63 Harv.L.Rev. at 1205. Assuming the truth of the complaint's allegations, Torgrove breached his duty of fair dealing, his duty of good faith and complete candor on the date he signed the management agreement. As of that date, the potential for future harm was not only clear, it was certain. I therefore conclude that there has been no continuing breach of Torgrove's duty as a fiduciary.
Plaintiffs argue that § 18-80-114 has never been construed to apply to breaches of a partnership agreement. This argument ignores my previous interpretations of Hall v. Swan, 117 Colo. 349, 188 P.2d 437 (1947). See Laymon v. McComb, 524 F. Supp. 1091 (D.Colo. 1981); Morgan v. Dain Bosworth, 545 F. Supp. 953 (D.Colo. 1982).

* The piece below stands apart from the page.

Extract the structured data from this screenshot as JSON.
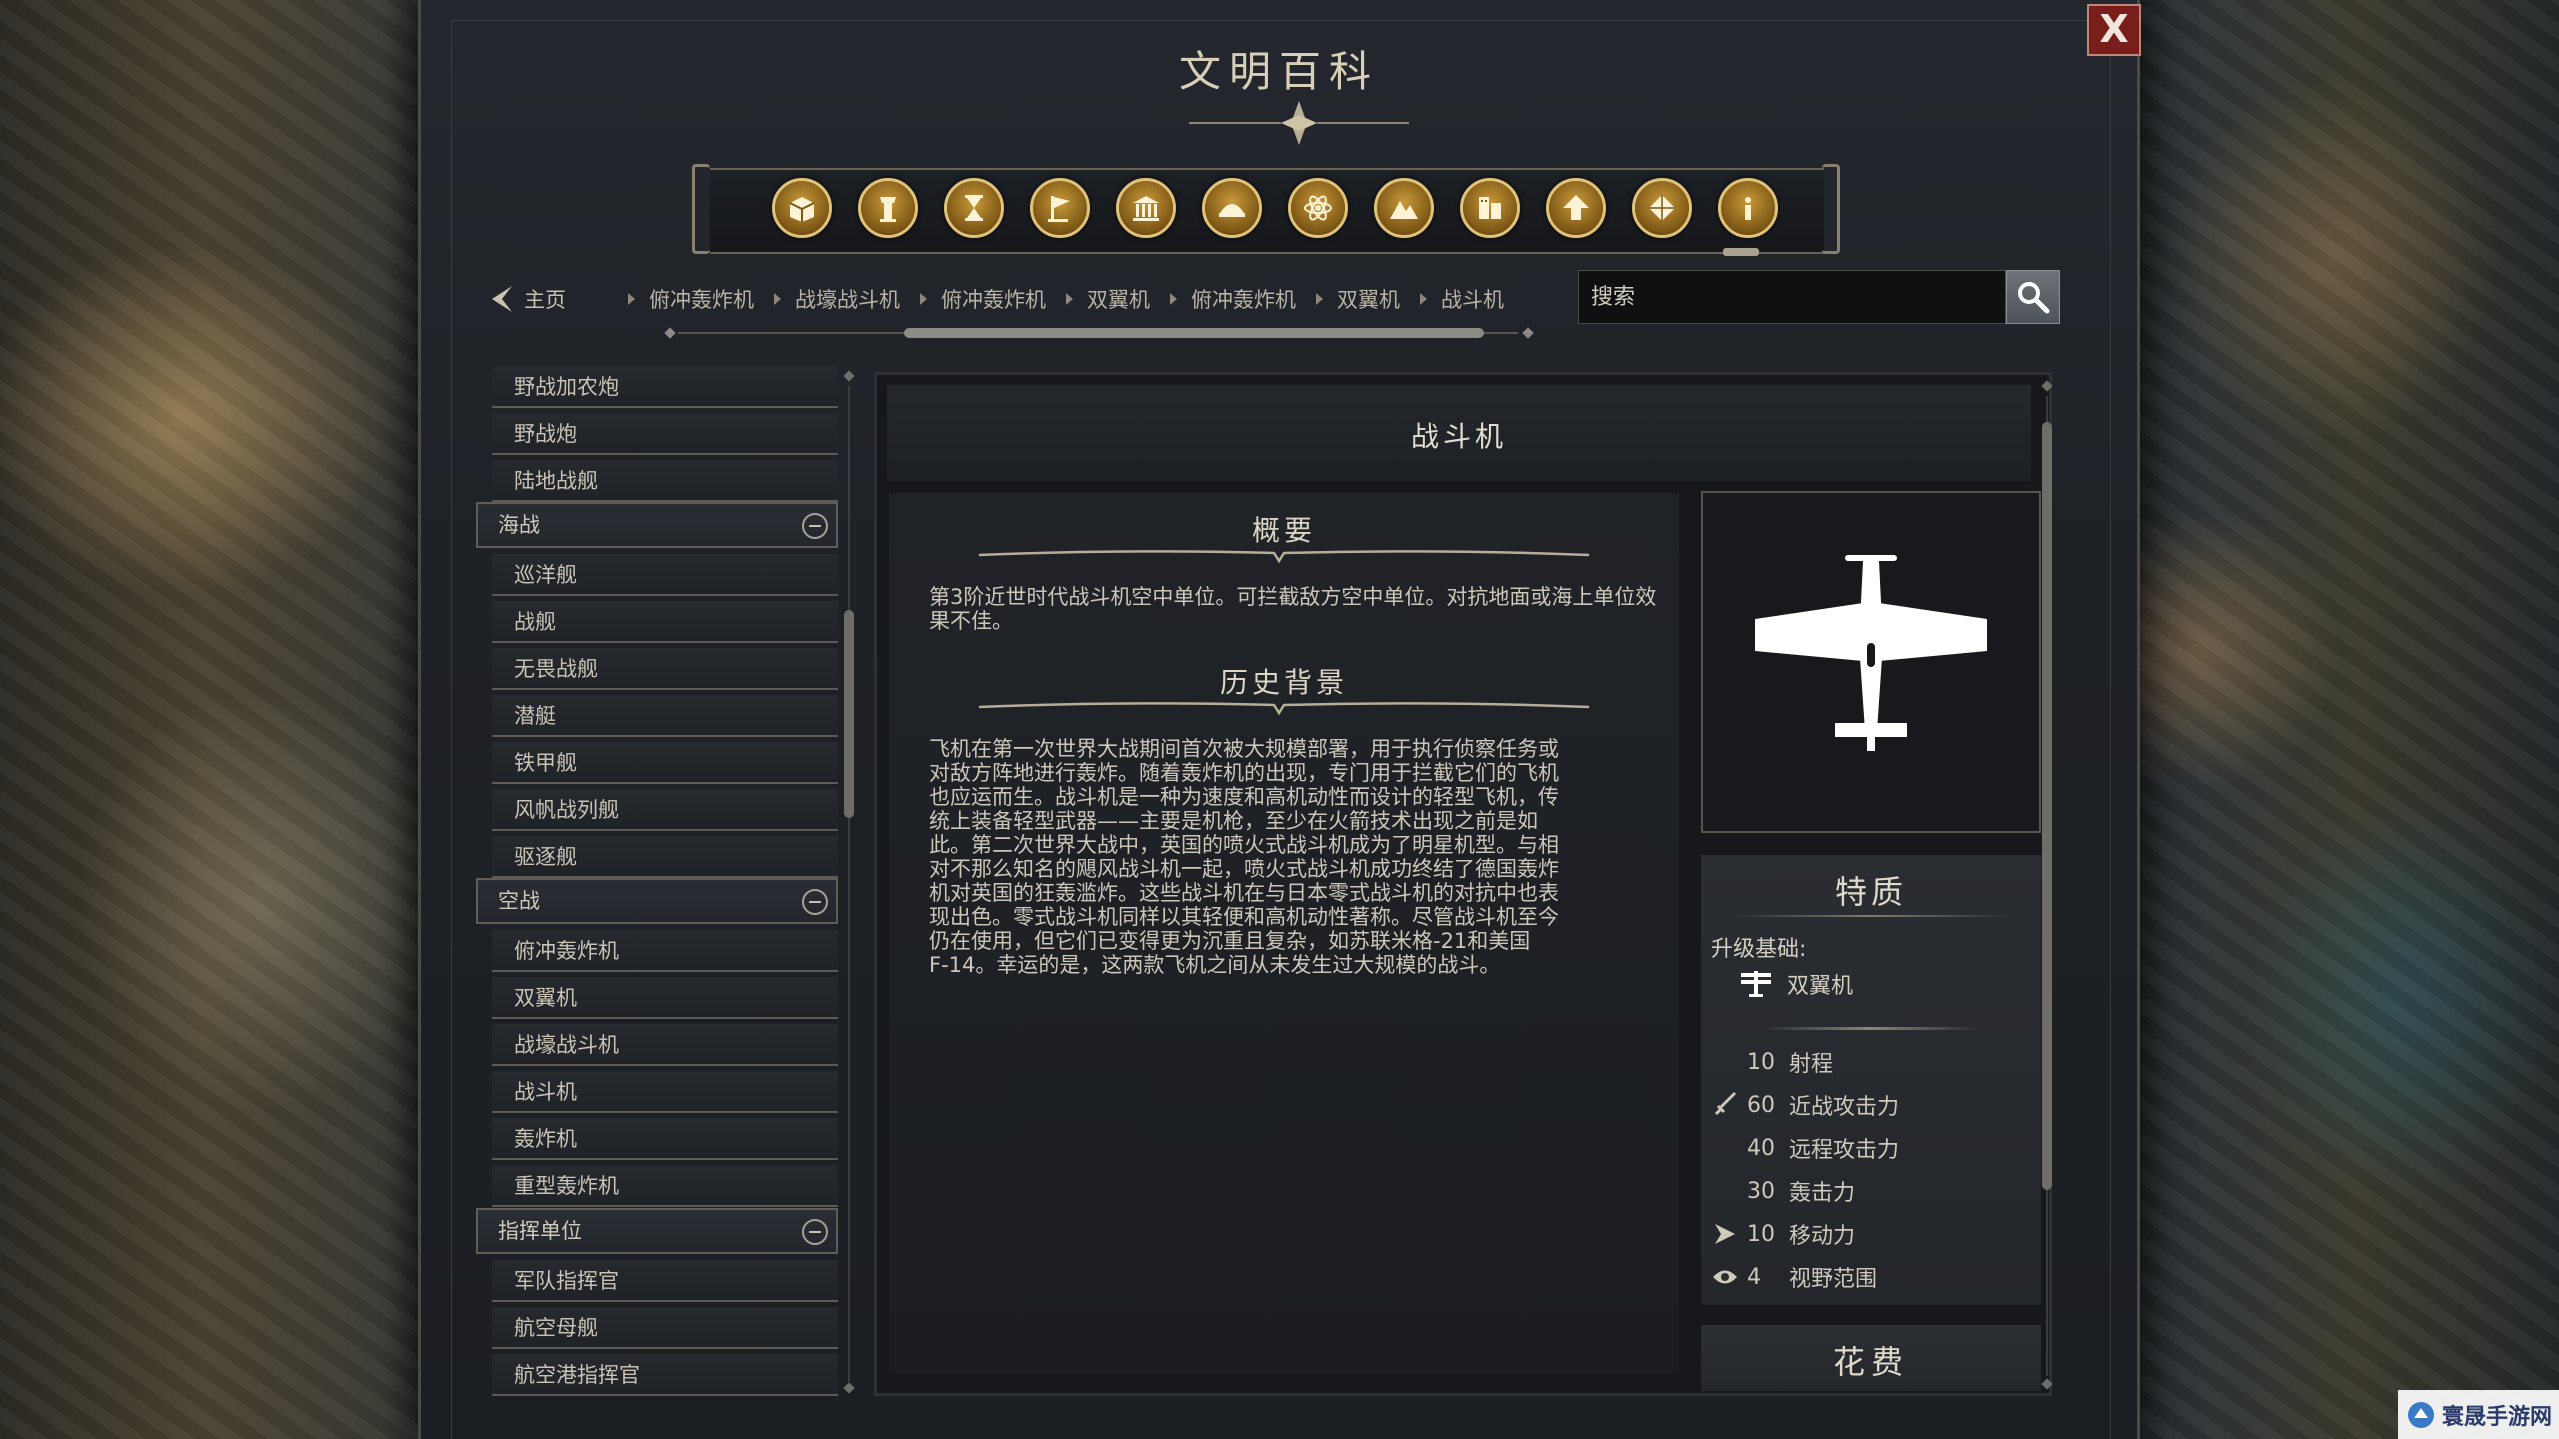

Plaintiffs correctly state the rule that the statute of limitations will run only when the aggrieved party discovers or should have discovered the fraud. In Colorado, full possession of the means of detecting the fraud is equivalent to knowledge of it. Parsons v. Shackleford, 117 Colo. 545, 188 P.2d 587 (1948). Each limited partner has had a copy of the management agreement since at least November, 1977. No one has suggested to me, by affidavit or otherwise, that he or she was unaware of the terms of the agreement or had been mislead in some way. Plaintiffs have referred me to a recent Tenth Circuit case which counsels that if the statute of limitations depends on disputed facts, then summary judgment is inappropriate. Wolf v. Preferred Risk Life Insurance Co., 728 F.2d 1304 (10th Cir. 1984). The instant case does not appear to turn on such disputed facts. Nonetheless, given the gravity of plaintiffs' allegations, I will permit them ten days within which to refile their complaint so as to allege facts which would toll the running of the statute of limitations.
Conclusion
I dismiss the complaint as to all claims relating to breach of fiduciary obligation; as to all claims purportedly sounding in contract; and as to all claims sounding in fraud. Plaintiffs shall have ten days within which to refile their complaint to allege facts which would toll the statute of limitations. In the alternative or in conjunction therewith, plaintiffs should also refile any equitable remedies for an accounting or for a dissolution and winding up they wish to pursue in this court.